Retratada na história brasileira como uma mulher apagada, que viveu à sombra da grandiosidade do marido, d. Pedro II, a imperatriz Teresa Cristina (1822-1889) teve papel importante no desenvolvimento da ciência no Brasil do século 19. Ela era entusiasta da arqueologia, e, italiana, trouxe para cá achados originários de terras de sua família em cidades do sul de seu país, que serviram de base à coleção de arqueologia clássica do Museu Nacional, no Rio, considerada o mais relevante conjunto greco-romano da América do Sul.
A exposição tributo Teresa Cristina: A Imperatriz Arqueóloga, que será aberta ao público nesta sexta, 1.º, busca redimir a figura de Teresa Cristina Maria de Bourbon, “a mãe dos brasileiros”. Descrita nos livros didáticos como uma esposa cordata, dedicada à vida doméstica e obediente ao imperador, mesmo comprovada sua infidelidade, ela ganha brilho quando enaltecido seu papel de mecenas da arqueologia, sua formação voltada à valorização da arte e da cultura e o genuíno interesse pela ciência que busca vestígios do passado, que a levou a acompanhar o marido em viagens ao Egito e a sítios arqueológicos da Itália.

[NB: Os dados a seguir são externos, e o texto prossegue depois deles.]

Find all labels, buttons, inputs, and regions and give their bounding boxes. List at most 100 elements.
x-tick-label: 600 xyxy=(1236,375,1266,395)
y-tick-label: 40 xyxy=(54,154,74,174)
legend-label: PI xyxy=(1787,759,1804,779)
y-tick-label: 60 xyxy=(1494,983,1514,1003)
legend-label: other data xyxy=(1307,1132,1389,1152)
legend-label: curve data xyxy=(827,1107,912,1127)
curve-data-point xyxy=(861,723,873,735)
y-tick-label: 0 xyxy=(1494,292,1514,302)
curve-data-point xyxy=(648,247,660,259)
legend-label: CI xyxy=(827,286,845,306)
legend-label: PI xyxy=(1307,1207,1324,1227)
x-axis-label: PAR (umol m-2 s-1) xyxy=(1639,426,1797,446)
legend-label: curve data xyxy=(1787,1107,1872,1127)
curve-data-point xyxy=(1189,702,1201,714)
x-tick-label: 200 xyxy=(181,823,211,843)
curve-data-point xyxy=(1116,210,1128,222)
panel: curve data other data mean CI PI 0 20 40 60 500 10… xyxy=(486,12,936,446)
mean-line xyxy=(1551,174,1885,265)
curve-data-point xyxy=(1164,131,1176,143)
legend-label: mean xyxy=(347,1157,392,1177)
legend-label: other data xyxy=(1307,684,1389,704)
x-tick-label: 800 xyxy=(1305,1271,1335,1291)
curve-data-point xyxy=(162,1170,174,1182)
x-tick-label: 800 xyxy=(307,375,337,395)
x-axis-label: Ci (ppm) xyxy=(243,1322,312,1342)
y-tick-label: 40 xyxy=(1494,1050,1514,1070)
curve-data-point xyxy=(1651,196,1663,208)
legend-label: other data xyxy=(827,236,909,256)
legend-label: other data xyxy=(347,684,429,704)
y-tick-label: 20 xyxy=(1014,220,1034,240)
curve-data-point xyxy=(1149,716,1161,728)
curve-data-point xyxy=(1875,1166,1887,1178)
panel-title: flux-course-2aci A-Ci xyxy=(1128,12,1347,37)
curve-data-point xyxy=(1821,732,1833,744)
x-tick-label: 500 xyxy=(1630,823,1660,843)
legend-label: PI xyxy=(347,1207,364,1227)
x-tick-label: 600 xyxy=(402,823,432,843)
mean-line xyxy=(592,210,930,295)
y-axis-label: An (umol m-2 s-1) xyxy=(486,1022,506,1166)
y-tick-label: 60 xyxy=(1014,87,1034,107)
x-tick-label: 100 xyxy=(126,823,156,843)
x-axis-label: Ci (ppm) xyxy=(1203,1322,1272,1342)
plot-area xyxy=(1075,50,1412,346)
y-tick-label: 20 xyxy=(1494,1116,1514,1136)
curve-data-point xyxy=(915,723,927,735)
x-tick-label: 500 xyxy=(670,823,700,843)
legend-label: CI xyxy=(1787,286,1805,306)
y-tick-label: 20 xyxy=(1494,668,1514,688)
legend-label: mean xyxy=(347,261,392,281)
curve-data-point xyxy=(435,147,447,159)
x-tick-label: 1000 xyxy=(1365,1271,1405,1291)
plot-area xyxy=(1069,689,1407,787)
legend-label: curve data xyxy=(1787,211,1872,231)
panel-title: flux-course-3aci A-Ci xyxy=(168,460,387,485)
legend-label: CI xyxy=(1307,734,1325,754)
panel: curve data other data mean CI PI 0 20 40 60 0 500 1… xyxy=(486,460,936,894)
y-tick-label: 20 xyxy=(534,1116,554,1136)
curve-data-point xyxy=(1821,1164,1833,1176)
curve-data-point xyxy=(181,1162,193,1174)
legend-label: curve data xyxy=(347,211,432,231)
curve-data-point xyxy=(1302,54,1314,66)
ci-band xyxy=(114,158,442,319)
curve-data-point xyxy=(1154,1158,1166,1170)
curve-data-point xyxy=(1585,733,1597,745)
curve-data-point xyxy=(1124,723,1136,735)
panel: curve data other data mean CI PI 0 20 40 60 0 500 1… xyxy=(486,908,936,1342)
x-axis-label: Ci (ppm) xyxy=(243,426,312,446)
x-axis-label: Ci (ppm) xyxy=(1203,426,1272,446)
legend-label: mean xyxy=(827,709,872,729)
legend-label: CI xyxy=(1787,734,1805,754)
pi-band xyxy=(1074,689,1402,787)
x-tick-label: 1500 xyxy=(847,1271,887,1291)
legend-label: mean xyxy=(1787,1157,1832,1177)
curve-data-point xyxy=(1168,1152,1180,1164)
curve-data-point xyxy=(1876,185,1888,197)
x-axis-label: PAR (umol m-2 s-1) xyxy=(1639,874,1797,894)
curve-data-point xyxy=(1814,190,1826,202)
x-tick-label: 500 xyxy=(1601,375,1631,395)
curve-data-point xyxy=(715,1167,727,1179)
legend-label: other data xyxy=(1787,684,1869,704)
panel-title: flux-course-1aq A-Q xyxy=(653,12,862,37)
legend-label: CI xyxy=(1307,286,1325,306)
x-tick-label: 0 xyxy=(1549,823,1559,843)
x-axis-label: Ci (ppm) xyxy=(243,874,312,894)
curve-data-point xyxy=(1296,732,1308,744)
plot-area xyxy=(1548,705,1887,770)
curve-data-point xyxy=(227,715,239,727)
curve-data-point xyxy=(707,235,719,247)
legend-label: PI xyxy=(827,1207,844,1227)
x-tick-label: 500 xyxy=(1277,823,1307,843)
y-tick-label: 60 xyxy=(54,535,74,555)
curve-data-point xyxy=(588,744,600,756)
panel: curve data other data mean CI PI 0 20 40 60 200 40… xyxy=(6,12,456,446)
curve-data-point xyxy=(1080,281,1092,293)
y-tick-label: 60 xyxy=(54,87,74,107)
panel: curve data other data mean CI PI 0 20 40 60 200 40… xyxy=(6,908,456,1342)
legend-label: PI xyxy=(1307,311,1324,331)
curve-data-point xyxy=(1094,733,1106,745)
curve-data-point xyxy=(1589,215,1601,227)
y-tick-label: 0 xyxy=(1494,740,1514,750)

“Ela gostava do assunto desde nova, quando a arqueologia ainda não era uma ciência. Os exploradores não tinham método, mas os achados trazidos pela imperatriz seguiram um cuidado de catalogação”, conta a curadora Sandra Ferreira, historiadora e arqueóloga que se debruçou sobre essa coleção em sua tese de doutorado.
“Teresa Cristina sempre foi vista como alguém ofuscada pelo rei filósofo, mas era muito culta, tinha interesses que não eram comuns para uma mulher do século 19”, disse Evelyne Azevedo, historiadora da arte, doutora em arqueologia e curadora da exposição.
Ela lembra que a imperatriz enviou exemplares da arte indígena brasileira, que estão no acervo do Museu Pré-histórico e Etnográfico Luigi Pigorini, em Roma, detentor de uma das maiores coleções de peças de índios brasileiros no exterior – uma mostra de seu arrojo.
“A imperatriz tinha interesse na constituição de uma identidade ítalo-brasileira, de trazer para o Brasil a herança clássica. Ao contrário de d. Pedro II, um colecionista, que mantinha um esquife de múmia no escritório, ela era encantada pelo estudo do passado”, aponta.
O museu guarda 759 peças em sua Coleção Teresa Cristina; parte, constitui sua exposição permanente. Noventa foram escolhidas para esta exibição e nunca haviam sido mostradas ao público. São vasos, estatuetas, amuletos, panelas, objetos de uso pessoal, como caixas de joias, pulseiras e anéis, resultado de escavações ou achados ao acaso em cidades como Herculano e Pompeia, na região de Nápoles (terra natal da imperatriz), colônias gregas também no sul da Itália e em Veios, perto de Roma. As mais antigas datam do século 7.º a.C.
Financiadas por Teresa Cristina, as pesquisas no solo foram feitas entre 1853 e 1889. A primeira parte do material foi trazida ao se casar. Ela chegou a terras brasileiras em 1843, para o encontro com o marido, e esse conjunto inicial fazia parte de seu dote.
Outra parte da coleção veio 12 anos depois, a mando do irmão de Teresa, Ferdinando II, rei das Duas Sicílias. Ele atendeu a um pedido da irmã, que queria robustecer o Museu Nacional, fundado em 1818 como Museu Real por d. João VI, avô de d. Pedro II, no centro do Rio. É o mais antigo museu e centro de ciências do Brasil e foi instalado no Palácio de São Cristóvão, residência da família imperial, com o advento da República, em 1889. Teresa morreu em Portugal, 53 dias depois da proclamação, do coração.
Maurício Vicente Ferreira Júnior, diretor do Museu Imperial, que possui o principal acervo relativo ao período do império, acredita que seus gostos tenham sido influenciados pelos do marido, “cientista autodidata e diletante”. “A vinda de achados arqueológicos, por intermédio dela, igualou o Brasil na criação de coleções do período antigo, como outros países estavam fazendo à época”, ele acredita.
As informações são do jornal O Estado de S. Paulo.